Movements in Auckland prior to Level 4 and through Level 4 and Level 3 (change in levels is shown as vertical lines).

Last year, an infection in a household only sometimes led to the whole household being infected, this year it seems almost universal that the whole household gets infected. This degree of infection has led to so many more people being infectious in the community than last year and therefore ongoing spread of disease. We have also seen what happens when disease gets into the community ‘underground’ – the criminal community wants to keep earning income and is less interested in obeying government mandates than other elements of society.

Now we have a balancing act that will need to last for months. Everyone in the health system knew and still knows that we need our vaccination rates to get a lot higher if we are not to have a massive health toll when delta infections really take hold in the community. The health toll will come from COVID illness and deaths, but also from illness in deaths of those who cannot be treated because hospital beds are taken up by COVID patients, and there will be a massive toll on health care workers. We have no natural infection to back up vaccination levels, as do European countries, for example. The government knows this too, as evidence by the rapidity with which COVID Alert Level 3 is enacted more broadly, as COVID-19 cases leak out beyond Auckland. We may have left Level 4 behind, but some degree of community restrictions are going to be our ongoing reality for some time to manage numbers of COVID infections. That 90% of eligible population target is a way off yet – we are just creeping above 80% with a first vaccination and 50% with a second vaccination.

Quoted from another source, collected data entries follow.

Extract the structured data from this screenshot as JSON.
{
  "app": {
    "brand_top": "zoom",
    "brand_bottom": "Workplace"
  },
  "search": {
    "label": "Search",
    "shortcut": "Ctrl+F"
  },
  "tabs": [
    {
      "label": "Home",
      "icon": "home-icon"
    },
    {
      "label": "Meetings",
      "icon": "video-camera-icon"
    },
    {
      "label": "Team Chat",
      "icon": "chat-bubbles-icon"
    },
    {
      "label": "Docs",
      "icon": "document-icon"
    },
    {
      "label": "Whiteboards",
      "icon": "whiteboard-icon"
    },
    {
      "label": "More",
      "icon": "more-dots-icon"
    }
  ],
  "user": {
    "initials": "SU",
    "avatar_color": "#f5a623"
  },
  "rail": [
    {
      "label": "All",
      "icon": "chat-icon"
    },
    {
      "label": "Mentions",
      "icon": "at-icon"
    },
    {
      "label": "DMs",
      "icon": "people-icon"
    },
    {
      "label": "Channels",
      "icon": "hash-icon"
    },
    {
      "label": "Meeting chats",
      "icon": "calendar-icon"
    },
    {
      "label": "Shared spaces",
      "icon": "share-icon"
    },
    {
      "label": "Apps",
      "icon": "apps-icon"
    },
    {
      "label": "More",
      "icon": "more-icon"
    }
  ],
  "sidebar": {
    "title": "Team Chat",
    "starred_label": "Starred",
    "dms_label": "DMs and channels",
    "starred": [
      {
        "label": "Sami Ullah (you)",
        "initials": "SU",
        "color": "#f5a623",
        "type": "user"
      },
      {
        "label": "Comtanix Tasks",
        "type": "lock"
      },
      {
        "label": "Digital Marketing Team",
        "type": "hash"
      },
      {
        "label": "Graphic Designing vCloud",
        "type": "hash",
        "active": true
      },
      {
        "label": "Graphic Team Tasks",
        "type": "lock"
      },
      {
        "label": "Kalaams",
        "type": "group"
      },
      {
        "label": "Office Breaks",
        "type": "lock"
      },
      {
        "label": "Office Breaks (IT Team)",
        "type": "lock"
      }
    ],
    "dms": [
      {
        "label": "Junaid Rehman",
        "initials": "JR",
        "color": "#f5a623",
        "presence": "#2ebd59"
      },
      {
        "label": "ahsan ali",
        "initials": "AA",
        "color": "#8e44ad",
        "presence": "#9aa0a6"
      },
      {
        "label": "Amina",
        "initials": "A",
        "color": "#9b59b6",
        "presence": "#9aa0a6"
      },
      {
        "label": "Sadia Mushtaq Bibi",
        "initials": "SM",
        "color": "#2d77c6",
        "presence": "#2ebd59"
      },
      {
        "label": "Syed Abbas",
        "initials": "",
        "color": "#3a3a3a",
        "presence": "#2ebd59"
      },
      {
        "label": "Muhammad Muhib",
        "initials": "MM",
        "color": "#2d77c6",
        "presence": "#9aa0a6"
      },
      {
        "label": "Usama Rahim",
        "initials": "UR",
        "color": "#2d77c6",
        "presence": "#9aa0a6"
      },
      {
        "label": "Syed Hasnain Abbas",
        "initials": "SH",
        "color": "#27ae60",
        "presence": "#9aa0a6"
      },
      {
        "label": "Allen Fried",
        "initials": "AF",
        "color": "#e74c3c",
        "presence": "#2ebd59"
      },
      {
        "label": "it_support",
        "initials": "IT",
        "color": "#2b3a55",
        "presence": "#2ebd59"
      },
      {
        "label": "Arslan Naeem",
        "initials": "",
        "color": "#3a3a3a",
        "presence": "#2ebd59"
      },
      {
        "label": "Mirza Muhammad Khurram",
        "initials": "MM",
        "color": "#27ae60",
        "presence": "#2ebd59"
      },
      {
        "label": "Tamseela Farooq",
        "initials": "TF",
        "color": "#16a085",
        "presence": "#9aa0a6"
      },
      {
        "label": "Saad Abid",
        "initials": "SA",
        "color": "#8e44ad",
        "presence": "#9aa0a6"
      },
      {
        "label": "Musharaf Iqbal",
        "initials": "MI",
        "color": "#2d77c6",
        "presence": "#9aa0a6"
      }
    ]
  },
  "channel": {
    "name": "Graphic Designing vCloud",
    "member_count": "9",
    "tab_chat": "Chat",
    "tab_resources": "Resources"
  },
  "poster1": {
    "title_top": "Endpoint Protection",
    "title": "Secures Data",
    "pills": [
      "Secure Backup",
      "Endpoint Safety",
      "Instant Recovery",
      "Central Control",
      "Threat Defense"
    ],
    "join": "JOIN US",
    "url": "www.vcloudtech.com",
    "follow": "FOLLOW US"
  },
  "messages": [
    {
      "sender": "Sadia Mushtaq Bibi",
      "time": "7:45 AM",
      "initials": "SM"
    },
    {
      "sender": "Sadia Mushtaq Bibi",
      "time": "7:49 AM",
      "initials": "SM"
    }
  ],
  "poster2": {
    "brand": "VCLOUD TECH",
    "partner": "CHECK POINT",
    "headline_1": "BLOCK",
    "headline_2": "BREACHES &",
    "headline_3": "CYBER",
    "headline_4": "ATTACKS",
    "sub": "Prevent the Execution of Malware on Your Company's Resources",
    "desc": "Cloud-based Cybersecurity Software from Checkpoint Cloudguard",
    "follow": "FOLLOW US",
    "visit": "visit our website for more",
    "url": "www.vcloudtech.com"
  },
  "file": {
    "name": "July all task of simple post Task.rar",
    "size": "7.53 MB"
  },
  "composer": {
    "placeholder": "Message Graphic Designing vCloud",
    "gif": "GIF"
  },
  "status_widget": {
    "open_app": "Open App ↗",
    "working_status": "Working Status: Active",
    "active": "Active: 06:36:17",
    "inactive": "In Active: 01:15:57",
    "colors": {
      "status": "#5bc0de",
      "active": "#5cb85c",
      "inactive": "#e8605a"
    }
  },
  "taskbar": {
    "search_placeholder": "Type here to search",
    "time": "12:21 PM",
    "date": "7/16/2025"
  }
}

Questions are starting to circle as to whether New Zealand should adopt a regional approach, like that of Australia. For those of us in the South Island a regional approach seems quite appealing, given that the South Island has not had a COVID case for about a year. However, given the rate at which cases are moving outward from Auckland, if it isn’t enacted soon, COVID will breach our borders.

Let’s hope the sting in delta’s tail is as quickly fixed as Chris’s rear end – in October he was a lycra warrior but by the following January he was once again resplendent in emerald cycling shorts.